Wie hier die historischen Bleiverglasungen an den Fenstern der Eckkneipe „Sticht“. Marius Schmahl ist in Wehringhausen aufgewachsen, fühlt sich der Heimat – und vor allem seinem Stadtteil – verbunden. Unter dem Künstlernamen „Pottpinsel“ hat er sich aber auch über die Stadtgrenzen hinaus einen Namen gemacht.

Den Aquarell-Kasten hat Marius Schmahl immer dabei,
Den Aquarell-Kasten hat Marius Schmahl immer dabei, © WP | Michael Kleinrensing

Frei Hand auf den Skizzenblock

„Zeichnen war immer mein Hobby. Meine Noten in Kunst damals waren immer schon ganz gut“, sagt Marius Schmahl, der als Architekt für die Hagener Entwicklungsgesellschaft (HEG) in Hagen arbeitet, und grinst. Er fand als Architekt einen Job in der Heimat. Und zeichnete weiter, „als Architekt gehört das irgendwie dazu“. Nach der Arbeit, in der Freizeit, im Urlaub. Vor allem Häuser in Wehringhausen. Und viele markante Gebäude aus dem Pott. „Ich male das alles frei Hand“, sagt der Hagener. Ohne wegzuradieren. Um aus Fehlern zu lernen. Oder noch einmal von vorne anzufangen, wenn etwas daneben geht. „Wichtig ist, dass die Maßstäbe stimmen und man ein Gefühl für die Proportionen und Farben hat“, gibt der Künstler Einblicke in seine Arbeit.

Viele seiner Hagener Zeichnungen sind in Wehringhausen entstanden. „Für mich ist das hier der authentischste Stadtteil“, sagt Schmahl überzeugt. Wegen der Menschen, die hier leben. Wegen der historischen, markanten Fassaden. Den Geschäften. Den Nationalitäten. Der besonderen Atmosphäre, die es aus seiner Sicht so in keinem anderen Stadtteil gibt. „Und ich finde es gut, dass die Stadt versucht, hier etwas zu verändern“, spielt er unter anderem auf die Sanierung des Wilhelmsplatzes oder den Kauf und die Sanierung von Problemimmobilien an, die von der HEG vorangetrieben werden.

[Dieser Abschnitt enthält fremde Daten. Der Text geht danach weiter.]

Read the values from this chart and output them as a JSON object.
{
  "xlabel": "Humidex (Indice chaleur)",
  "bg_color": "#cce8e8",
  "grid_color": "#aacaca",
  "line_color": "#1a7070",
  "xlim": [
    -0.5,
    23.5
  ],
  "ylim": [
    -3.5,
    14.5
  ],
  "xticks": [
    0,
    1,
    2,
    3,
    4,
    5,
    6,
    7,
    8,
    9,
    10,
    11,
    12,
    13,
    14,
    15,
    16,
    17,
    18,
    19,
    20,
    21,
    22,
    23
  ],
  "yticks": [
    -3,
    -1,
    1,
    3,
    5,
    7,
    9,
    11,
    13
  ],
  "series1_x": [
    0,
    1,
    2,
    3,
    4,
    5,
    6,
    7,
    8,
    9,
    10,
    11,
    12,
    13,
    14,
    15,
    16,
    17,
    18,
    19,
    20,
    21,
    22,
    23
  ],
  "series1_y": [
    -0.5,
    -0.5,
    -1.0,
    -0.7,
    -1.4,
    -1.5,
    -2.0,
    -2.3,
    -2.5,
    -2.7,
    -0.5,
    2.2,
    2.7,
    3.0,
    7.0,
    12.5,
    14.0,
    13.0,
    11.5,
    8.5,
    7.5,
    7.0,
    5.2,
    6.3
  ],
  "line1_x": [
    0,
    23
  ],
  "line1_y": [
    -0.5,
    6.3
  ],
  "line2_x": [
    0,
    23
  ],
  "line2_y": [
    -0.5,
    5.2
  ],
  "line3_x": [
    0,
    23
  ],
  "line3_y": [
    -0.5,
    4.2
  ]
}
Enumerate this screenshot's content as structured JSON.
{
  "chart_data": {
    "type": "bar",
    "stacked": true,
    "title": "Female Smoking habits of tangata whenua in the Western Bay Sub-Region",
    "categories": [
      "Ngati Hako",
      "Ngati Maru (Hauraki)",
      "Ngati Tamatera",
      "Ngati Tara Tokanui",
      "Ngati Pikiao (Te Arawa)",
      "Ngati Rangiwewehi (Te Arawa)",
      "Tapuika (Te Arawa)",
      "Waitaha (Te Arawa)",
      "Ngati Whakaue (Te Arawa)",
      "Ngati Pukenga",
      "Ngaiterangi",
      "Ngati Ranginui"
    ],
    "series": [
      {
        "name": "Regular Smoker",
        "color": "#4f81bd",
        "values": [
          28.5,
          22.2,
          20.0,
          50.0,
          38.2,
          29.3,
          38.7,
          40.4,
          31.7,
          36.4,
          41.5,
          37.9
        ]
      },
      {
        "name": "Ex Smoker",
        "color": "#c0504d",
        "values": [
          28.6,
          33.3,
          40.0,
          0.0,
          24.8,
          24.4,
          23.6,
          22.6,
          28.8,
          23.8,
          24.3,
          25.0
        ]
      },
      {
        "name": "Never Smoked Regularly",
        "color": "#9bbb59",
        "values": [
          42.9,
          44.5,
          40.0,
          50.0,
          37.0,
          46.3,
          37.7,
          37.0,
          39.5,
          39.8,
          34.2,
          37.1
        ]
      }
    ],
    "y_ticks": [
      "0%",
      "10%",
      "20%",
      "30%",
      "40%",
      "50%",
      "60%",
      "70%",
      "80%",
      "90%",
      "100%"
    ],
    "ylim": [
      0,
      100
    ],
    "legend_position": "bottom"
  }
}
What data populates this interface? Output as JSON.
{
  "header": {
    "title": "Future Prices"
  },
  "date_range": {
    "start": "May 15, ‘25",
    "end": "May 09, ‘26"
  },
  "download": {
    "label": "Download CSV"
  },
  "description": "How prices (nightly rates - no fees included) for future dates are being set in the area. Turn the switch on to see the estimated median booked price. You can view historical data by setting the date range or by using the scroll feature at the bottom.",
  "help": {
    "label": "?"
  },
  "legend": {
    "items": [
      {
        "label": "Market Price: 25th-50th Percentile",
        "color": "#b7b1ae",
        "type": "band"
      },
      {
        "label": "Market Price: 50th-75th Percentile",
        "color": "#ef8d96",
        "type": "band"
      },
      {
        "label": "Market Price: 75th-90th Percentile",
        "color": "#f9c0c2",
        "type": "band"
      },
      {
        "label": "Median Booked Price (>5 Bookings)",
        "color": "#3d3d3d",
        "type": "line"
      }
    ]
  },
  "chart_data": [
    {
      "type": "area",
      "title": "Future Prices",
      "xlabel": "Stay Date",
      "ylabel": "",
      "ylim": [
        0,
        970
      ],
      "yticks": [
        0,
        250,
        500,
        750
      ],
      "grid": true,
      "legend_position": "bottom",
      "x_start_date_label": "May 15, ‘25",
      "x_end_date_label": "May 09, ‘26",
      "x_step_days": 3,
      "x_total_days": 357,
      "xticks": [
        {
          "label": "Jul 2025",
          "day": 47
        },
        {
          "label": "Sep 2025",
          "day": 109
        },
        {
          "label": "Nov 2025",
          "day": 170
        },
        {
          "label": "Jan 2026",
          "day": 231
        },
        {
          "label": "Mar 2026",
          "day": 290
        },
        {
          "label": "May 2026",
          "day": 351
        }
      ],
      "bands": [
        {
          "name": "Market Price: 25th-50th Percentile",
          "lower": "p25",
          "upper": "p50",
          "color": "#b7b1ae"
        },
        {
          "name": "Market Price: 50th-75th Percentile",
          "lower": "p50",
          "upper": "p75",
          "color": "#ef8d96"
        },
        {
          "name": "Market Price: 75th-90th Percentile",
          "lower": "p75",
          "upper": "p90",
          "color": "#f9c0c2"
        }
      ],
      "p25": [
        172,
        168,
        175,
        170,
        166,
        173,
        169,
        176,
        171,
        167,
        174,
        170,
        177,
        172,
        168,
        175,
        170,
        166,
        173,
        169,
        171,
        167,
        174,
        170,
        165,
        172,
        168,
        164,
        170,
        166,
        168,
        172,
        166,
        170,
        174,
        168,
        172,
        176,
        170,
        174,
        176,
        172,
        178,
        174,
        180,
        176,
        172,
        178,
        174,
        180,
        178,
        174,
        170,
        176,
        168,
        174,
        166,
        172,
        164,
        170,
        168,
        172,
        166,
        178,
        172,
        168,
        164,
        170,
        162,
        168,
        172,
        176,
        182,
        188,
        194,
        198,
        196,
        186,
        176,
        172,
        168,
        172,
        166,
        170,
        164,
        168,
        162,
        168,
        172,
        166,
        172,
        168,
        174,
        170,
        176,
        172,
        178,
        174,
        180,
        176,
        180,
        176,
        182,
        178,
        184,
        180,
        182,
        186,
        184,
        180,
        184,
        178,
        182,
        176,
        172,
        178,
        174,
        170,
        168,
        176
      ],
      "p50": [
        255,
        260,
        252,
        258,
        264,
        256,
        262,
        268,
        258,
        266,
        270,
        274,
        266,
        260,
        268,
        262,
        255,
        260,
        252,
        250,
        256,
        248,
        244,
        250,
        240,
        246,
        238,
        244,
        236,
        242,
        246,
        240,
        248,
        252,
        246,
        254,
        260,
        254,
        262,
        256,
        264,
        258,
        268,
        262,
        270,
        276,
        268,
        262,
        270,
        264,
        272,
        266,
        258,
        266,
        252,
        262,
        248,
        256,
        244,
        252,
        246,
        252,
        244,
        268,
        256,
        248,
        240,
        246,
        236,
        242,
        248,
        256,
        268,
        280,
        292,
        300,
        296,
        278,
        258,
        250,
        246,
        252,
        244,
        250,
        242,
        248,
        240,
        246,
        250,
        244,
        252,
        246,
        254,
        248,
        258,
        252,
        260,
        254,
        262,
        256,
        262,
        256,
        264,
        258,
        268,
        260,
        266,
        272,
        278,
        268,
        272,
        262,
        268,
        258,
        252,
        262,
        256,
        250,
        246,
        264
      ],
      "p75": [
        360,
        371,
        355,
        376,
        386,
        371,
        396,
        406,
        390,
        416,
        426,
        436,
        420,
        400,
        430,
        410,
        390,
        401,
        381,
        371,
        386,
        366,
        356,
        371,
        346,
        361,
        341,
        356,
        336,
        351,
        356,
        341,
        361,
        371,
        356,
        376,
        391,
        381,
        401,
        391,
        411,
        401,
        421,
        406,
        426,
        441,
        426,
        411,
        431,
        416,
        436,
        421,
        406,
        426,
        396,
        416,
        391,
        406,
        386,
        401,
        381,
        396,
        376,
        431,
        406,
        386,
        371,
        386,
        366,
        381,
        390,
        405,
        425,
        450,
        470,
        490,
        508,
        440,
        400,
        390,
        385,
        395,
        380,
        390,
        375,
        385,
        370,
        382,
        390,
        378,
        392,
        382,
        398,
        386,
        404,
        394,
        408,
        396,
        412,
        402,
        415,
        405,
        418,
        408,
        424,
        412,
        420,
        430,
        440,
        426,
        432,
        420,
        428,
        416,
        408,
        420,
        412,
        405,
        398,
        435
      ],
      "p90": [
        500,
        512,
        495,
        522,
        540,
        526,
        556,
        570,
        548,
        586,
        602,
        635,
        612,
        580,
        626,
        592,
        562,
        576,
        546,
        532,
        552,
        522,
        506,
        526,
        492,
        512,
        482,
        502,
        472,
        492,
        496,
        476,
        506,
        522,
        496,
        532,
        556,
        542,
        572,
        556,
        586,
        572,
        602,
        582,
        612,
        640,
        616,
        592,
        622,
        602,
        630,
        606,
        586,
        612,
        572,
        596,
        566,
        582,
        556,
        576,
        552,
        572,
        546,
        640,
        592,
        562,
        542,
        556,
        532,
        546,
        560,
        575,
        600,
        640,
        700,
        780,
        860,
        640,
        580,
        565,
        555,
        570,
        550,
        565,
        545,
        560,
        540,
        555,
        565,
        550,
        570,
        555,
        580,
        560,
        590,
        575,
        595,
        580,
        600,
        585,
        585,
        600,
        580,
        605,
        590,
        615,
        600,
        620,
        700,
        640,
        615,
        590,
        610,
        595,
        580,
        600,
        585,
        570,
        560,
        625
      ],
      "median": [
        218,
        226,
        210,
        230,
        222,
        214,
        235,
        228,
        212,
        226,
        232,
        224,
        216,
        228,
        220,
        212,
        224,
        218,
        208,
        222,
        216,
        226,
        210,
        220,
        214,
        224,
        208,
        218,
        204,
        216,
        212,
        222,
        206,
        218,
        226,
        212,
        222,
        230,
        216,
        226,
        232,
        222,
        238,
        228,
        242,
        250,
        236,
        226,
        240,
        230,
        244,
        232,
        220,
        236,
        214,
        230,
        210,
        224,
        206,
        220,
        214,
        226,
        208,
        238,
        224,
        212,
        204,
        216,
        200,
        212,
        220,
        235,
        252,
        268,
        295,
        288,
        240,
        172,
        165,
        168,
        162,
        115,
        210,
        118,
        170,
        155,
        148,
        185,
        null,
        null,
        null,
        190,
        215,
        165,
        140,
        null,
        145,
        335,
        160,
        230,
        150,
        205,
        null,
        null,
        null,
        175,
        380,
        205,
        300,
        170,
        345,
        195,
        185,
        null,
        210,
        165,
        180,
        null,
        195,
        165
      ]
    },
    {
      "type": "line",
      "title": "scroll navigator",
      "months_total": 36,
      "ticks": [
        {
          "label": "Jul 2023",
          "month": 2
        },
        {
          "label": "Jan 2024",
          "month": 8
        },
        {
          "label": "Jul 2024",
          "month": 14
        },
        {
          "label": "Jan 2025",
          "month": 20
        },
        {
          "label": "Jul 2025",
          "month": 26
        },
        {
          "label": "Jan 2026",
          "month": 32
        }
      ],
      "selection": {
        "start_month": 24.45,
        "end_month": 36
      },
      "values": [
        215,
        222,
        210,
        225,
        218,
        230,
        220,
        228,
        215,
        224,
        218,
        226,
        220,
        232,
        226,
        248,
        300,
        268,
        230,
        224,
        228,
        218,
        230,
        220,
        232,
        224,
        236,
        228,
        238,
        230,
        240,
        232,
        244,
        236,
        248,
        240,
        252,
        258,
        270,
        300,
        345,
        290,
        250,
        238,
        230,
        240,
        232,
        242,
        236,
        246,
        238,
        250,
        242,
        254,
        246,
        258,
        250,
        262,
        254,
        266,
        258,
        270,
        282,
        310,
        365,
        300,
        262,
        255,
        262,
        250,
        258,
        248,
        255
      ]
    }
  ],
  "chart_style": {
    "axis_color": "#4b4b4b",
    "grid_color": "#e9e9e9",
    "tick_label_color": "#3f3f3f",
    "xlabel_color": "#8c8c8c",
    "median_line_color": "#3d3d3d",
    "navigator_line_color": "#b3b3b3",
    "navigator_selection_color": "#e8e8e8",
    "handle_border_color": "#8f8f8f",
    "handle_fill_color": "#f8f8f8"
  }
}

Ausstellung im Café „Gegenüber“

Marius Schmahl tunkt seinen Pinsel in ein kleines Wasserglas, das er aus seinem Rucksack hervorzaubert. „Ich zeichne alles grob mit Tinte vor, dann verwende ich Aquarellfarben“, erklärt der 33-Jährige, der vor allem zwar Architektur auf den Skizzenblock bringt, in der Freizeit aber auch gerne Möbel, Pflanzen oder Familienbilder zeichnet. „Dass meine Arbeit so gut ankommt, habe ich zwar gehofft, aber nicht damit gerechnet“, sagt er und lacht. Aktuell werden einige seiner Werke im neuen Café und Bistro „Gegenüber“ in der Lange Straße ausgestellt. Es ist auch eine Ausstellung in Herne geplant. „Ich nehme es, wie es kommt, wenn jemand meine Zeichnungen ausstellen möchte, freut mich das natürlich. Vor allem aber schätze ich die tolle Vernetzung durch mein Hobby. Und den Austausch mit anderen Künstlern“, sagt Schmahl.

Die Kneipe „Sticht“ in Wehringhausen - gezeichnet hat sie Marius Schmahl.
Die Kneipe „Sticht“ in Wehringhausen - gezeichnet hat sie Marius Schmahl. © Pottpinsel | Marius Schmahl

Wenn er Ecken, oder Gebäude aus anderen Städten zeichnet, orientiert er sich teilweise auch an Fotografien. „Ich fahre nicht jedes Mal hin und setze mich dann dort auf die Straße, das würde ich auch zeitlich gar nicht schaffen“, erklärt der Hagener, während seine Skizze von der Gaststätte „Sticht“ Linie um Linie weiter an Gestalt annimmt, die Konturen klarer werden, selbst die kleinsten Details sich auf dem Papier in Farbe wiederfinden.

Ganze Ordner voll mit Skizzen

Zuhause wird der 33-Jährige die fertige Skizze dann noch einscannen, freistellen, digitalisieren. „Ich habe ganze Ordner von Skizzen voll zuhause“, sagt Schmahl und lacht. Einige hat er schon verkauft, andere wiederum zieren Postkarten, und wieder andere hat er auf Anfrage gemalt und nie veröffentlicht.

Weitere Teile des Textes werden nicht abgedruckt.